Today, in a time of a distinct climate change, we witness an endangerment of humankind by a water deficiency caused by incoming aridity on the one hand and local floods caused by heavy rains on the other hand. These events are clear proof that we are not ready for a climate change and that current water management provisions are insufficient. Nevertheless, the appropriate water management belongs to the key strategies for the humankind survival and therefore we should be aware of it. Let´s pose a question, if there are any measures against uncontrolled loss of water known from the past (from prehistory to the Middle Ages). The answer is positive: e.g. a range of wells and cisterns, channels, aqueducts, sophisticated field systems around the Medieval villages, manners of tillage, embankments, ponds, dams, water reservoirs, irrigation systems, water mills etc. This project thus tries to evaluate manners and attitudes to the water management in the past as a source of knowledge and perhaps also presents a manual for the present and mainly for the future. It is possible to apply prepared models of a crisis solution elaborated at the example of one region (e. g.

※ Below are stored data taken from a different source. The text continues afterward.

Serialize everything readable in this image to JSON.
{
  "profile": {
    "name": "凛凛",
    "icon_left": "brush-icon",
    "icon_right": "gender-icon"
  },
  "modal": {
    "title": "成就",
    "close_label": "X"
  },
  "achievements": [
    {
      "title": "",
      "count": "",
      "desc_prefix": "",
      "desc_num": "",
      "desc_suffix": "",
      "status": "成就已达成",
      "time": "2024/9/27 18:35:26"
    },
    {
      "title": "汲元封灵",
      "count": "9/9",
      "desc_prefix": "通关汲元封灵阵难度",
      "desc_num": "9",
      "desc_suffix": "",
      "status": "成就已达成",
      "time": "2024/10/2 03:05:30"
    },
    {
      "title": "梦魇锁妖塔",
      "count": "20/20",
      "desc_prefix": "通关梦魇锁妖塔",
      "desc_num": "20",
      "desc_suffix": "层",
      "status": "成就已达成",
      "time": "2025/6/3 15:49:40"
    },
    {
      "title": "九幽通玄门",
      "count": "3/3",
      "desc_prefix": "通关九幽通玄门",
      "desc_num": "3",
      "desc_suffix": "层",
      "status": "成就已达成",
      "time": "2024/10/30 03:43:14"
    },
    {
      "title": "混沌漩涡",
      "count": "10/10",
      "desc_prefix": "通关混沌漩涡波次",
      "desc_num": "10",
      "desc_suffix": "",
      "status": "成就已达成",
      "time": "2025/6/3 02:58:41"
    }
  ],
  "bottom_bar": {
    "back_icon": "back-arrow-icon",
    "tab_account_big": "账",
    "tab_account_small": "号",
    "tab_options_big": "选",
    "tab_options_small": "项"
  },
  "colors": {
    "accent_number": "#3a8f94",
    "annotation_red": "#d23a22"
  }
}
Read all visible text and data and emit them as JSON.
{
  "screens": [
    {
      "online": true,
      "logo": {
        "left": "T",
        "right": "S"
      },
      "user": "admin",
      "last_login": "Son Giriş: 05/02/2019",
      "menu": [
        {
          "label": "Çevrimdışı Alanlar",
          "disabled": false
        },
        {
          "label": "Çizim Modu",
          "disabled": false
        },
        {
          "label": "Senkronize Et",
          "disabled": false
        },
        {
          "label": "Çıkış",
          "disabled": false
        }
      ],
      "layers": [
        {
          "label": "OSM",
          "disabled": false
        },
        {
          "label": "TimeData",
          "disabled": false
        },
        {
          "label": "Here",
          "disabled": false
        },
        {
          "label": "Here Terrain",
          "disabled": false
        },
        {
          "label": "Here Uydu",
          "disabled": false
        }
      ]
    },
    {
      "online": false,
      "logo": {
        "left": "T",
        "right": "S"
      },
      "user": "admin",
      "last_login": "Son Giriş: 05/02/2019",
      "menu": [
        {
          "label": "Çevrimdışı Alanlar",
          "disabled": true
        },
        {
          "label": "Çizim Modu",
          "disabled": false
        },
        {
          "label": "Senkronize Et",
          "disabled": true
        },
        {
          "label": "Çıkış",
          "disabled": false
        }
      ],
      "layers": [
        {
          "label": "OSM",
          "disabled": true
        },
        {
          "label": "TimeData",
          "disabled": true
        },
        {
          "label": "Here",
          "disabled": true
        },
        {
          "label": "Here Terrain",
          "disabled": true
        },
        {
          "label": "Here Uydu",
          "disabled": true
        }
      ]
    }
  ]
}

Czech Republic) in the other countries worldwide. Subject of the first phase of this far-reaching project dealing with the water management in prehistory and protohistory will be the simples and also the oldest features – wells ad cisterns, which are richly evidenced at numerous archaeological sites and therefore, there is a range of disponible (often even still unpublished) data concerning this topic.
Wells and cisterns belong to one of the forms of the local water preservation, utilization and supplying, constructed by past social communities. Surprisingly variable dating results of several water management facilities unearthed during recent excavations (e.g. Velim, Uničov, Pravčice and the most recent findings from the D35 highway rescue excavation dated back from the Neolithic up to the 8th century AD) have become an impulse for this project dealing with the water management in the area of the current Czech Republic in the prehistory, protohistory and in the Middle Ages. Next to the already mentioned sites, also other similar features from the studied area with various typological and chronological composition will be analysed. Among many research questions we can mention for example the issues of a presence or absence of wells (cisterns) in settlement areas (villages, hillforts, castles etc.), manners of a water distribution, allocation of the sites and the water sources (slope, distance from the closest stream, ground water level), employed technologies, typology, terminology, dating, use wear analyses (techno-morphology) or the environment reconstruction based on the analysis of the infills of the wells. Choice of the employed scientific analyses depends on the character of the infills of the wells and cisterns (sample floatation for macro-remains, palynological analysis etc.). Other aims of the project will be absolute dating (dendrochronology, radiocarbon dating), analyses of the finding contexts, hydrological conditions and modelling, environmental and palaeoecological reconstruction of the landscape, climate conditions and climate changes, problem of so called “water domestication”, water supplying (statistic and mathematic models), allocations of the settlements related to the wells (Ostrov, Kobylnice, Prašovice), non-destructive geophysical site prospections with a potential of finding of new wells and cisterns (Mohelnice, Velim, Brno – Starý Lískovec etc.) or 3-D reconstruction of the features. All data and results will be incorporated in the complex database of these water management features, which will enable a comparison with the results of research from other countries. Other water management features and other forms of water retention systems (channels, dams, aqueducts, ponds, pools, fens etc.) will be researched in a frame of a consequential project.
Neolithic well dated back to the Linear Pottery Culture was excavated at the Ostrov site in eastern Bohemia.
Detail of the wooden well construction from the Ostrov site after preparation.